肾功能衰竭影响世界上很大一部分人口，目前有超过200万人接受终末期肾脏疾病（ESKD）的某种治疗。最常见的治疗方法之一是血液透析（HD），它是一种基于体外膜的疗法，可以保留毒素并去除多余的液体。然而，患者可能会经历短期和长期危及生命的并发症，这些并发症与蛋白质吸附至HD膜有关。在血液和膜之间接触时，蛋白质吸附会不适当地促进结块层的堆积并激活称为生化级联反应的复杂反应。由于血液的高度异质组成，蛋白质吸附的机制可能很复杂，并且仍不完全清楚。诸如生物相容性和表面粗糙度之类的膜特性在蛋白质吸附中起着至关重要的作用，因为它会影响膜材料与血液成分之间的亲和力。同样，在临床实践中，HD操作条件会显着影响蛋白质的吸附，并在细胞破裂途径中起关键作用，从而增强吸附过程。对HD中的膜污染和蛋白质吸附进行建模和预测具有巨大的潜力，可以指导HD处理的适当操作条件的定义，但仍然受到限制。预测模型可以指示如何控制血液和透析液的流速，工作压力和治疗时间，以更好地控制蛋白质的吸附，从而减少与高发病率和高死亡率有关的副作用。这篇重要的评论将集中于对蛋白质吸附现象的全面理解，包括其机理，影响因素，血液活化以及与该现象相关的后果。另外，综述了预测蛋白质吸附和膜污染的当前模型和挑战。此外，本篇综述将涵盖当涉及当前假设的机械方面以及如何将其转化为数学概念和模型以预测蛋白质吸附和血液透析膜性能时，如何明显缺乏知识。迄今为止，这些模型缺乏描述多蛋白吸附与血液透析操作条件以及患者预后的关系的功能。包括其机制，影响因素，血液活化以及与此现象相关的后果。另外，综述了预测蛋白质吸附和膜污染的当前模型和挑战。

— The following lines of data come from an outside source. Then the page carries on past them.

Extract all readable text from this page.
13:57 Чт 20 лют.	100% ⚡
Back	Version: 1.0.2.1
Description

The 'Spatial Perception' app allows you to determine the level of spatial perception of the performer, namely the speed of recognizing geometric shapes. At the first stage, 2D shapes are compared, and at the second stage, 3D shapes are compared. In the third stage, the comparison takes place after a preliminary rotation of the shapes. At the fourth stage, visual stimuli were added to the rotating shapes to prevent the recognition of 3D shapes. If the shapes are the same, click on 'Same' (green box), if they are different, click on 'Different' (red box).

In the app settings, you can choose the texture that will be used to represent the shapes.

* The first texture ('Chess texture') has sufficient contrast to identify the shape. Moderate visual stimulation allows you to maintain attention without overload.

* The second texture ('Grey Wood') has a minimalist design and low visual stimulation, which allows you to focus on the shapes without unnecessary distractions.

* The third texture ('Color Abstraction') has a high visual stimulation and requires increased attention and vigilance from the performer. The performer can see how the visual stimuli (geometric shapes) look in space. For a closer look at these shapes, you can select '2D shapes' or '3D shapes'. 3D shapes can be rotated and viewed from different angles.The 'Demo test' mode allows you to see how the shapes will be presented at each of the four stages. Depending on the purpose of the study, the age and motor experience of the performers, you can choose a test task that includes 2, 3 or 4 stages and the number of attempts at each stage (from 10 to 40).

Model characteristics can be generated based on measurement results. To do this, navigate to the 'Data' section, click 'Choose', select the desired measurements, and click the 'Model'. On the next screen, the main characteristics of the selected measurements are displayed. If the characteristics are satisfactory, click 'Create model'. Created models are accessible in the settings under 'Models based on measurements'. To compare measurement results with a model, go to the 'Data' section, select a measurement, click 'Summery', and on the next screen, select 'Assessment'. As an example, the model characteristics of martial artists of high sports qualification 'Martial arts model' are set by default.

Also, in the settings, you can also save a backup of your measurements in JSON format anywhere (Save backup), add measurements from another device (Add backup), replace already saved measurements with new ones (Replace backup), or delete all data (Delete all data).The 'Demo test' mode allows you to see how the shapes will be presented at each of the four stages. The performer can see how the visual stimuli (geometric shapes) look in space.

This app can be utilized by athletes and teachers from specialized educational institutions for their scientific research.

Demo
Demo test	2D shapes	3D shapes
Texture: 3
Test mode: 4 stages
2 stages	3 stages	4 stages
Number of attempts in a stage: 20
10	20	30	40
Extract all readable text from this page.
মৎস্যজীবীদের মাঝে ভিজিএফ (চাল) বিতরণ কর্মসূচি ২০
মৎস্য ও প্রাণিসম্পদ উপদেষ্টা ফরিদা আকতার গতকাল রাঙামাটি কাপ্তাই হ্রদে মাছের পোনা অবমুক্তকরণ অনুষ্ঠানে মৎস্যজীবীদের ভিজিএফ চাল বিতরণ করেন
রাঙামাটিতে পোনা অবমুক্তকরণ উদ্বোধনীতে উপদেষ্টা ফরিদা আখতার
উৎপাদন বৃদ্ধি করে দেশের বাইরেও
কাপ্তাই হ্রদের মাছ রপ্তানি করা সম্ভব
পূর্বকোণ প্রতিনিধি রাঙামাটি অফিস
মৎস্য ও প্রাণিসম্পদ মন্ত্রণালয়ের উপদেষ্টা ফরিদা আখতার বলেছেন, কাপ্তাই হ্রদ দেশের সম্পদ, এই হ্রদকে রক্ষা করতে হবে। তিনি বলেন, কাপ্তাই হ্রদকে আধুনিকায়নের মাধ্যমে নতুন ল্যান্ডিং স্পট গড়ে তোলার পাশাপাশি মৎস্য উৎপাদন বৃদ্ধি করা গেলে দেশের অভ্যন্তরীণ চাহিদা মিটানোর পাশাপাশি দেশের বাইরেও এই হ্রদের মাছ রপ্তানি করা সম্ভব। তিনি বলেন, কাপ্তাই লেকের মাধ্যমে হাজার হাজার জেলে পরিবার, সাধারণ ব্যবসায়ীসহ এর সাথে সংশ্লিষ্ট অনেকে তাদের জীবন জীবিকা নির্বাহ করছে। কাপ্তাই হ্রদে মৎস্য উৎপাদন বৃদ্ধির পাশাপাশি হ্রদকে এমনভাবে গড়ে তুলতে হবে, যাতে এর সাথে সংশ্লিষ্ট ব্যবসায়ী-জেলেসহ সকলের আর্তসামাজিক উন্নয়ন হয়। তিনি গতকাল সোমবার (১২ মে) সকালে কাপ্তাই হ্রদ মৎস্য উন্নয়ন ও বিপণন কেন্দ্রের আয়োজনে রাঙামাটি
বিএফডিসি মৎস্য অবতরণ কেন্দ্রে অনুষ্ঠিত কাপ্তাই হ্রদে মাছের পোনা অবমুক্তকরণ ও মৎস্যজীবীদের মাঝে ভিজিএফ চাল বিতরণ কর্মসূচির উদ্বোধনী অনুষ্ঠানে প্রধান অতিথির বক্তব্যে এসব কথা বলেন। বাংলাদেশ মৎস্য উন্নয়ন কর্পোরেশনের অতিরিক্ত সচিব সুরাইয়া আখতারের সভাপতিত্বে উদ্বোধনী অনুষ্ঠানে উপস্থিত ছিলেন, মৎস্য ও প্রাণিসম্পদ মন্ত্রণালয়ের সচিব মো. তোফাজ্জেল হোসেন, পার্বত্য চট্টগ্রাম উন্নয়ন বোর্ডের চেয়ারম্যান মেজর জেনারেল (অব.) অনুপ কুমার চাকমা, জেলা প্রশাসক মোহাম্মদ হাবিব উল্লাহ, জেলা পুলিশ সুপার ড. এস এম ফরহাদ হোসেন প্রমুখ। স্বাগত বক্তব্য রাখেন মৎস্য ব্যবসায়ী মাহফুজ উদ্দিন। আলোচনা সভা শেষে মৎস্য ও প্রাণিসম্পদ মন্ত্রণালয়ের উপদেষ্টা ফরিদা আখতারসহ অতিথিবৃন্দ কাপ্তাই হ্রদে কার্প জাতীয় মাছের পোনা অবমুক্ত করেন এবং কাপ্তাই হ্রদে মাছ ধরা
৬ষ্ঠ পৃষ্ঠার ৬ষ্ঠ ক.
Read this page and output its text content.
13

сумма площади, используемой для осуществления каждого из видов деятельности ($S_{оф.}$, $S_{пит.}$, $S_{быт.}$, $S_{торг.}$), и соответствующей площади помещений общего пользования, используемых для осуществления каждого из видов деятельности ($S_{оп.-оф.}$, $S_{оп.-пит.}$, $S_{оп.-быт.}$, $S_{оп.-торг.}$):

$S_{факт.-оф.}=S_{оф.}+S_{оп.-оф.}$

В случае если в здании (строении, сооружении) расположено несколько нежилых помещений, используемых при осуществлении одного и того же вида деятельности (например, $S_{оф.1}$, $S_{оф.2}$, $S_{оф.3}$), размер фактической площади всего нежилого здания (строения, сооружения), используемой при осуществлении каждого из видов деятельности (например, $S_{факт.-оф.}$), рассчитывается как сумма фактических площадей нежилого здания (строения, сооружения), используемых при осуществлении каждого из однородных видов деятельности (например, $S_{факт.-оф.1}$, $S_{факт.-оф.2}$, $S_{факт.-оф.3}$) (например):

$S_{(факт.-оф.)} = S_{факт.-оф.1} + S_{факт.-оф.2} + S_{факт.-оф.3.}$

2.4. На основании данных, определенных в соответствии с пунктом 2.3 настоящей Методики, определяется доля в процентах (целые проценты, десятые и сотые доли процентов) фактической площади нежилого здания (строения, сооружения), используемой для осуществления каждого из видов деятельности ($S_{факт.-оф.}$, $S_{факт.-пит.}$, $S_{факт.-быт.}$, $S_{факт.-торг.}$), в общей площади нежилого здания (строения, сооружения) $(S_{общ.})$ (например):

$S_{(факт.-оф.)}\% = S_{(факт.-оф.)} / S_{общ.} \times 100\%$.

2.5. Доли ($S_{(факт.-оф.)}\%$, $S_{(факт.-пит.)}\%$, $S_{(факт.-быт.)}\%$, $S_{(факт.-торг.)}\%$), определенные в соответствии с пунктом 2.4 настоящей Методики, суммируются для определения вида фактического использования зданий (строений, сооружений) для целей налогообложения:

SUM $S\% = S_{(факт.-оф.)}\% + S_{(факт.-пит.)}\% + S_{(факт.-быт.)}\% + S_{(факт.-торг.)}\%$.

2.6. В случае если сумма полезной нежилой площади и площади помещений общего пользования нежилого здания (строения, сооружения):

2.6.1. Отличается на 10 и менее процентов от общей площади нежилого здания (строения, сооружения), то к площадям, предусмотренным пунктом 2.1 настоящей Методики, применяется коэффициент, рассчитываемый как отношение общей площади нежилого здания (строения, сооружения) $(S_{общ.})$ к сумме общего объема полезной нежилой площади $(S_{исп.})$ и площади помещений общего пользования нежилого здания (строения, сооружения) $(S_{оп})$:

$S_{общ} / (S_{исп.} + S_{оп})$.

此外，本篇综述将涵盖当涉及当前假设的机械方面以及如何将其转化为数学概念和模型以预测蛋白质吸附和血液透析膜性能时，如何明显缺乏知识。迄今为止，这些模型缺乏描述多蛋白吸附与血液透析操作条件以及患者预后的关系的功能。包括其机制，影响因素，血液活化以及与此现象相关的后果。另外，综述了预测蛋白质吸附和膜污染的当前模型和挑战。此外，本篇综述将涵盖当涉及当前假设的机械方面以及如何将其转化为数学概念和模型以预测蛋白质吸附和血液透析膜性能时，如何明显缺乏知识。迄今为止，这些模型缺乏描述多蛋白吸附与血液透析操作条件以及患者预后的关系的功能。并综述了目前预测蛋白质吸附和膜污染的模型和挑战。而且，本篇综述将涵盖当涉及当前假设的机械方面以及如何将其转化为数学概念和模型以预测蛋白质吸附和血液透析膜性能时，如何明显缺乏知识。迄今为止，这些模型缺乏描述多蛋白吸附与血液透析操作条件以及患者预后的关系的功能。并综述了目前预测蛋白质吸附和膜污染的模型和挑战。而且，本篇综述将涵盖当涉及当前假设的机械方面以及如何将其转化为数学概念和模型以预测蛋白质吸附和血液透析膜性能时，如何明显缺乏知识。迄今为止，这些模型缺乏描述多蛋白吸附与血液透析操作条件以及患者预后的关系的功能。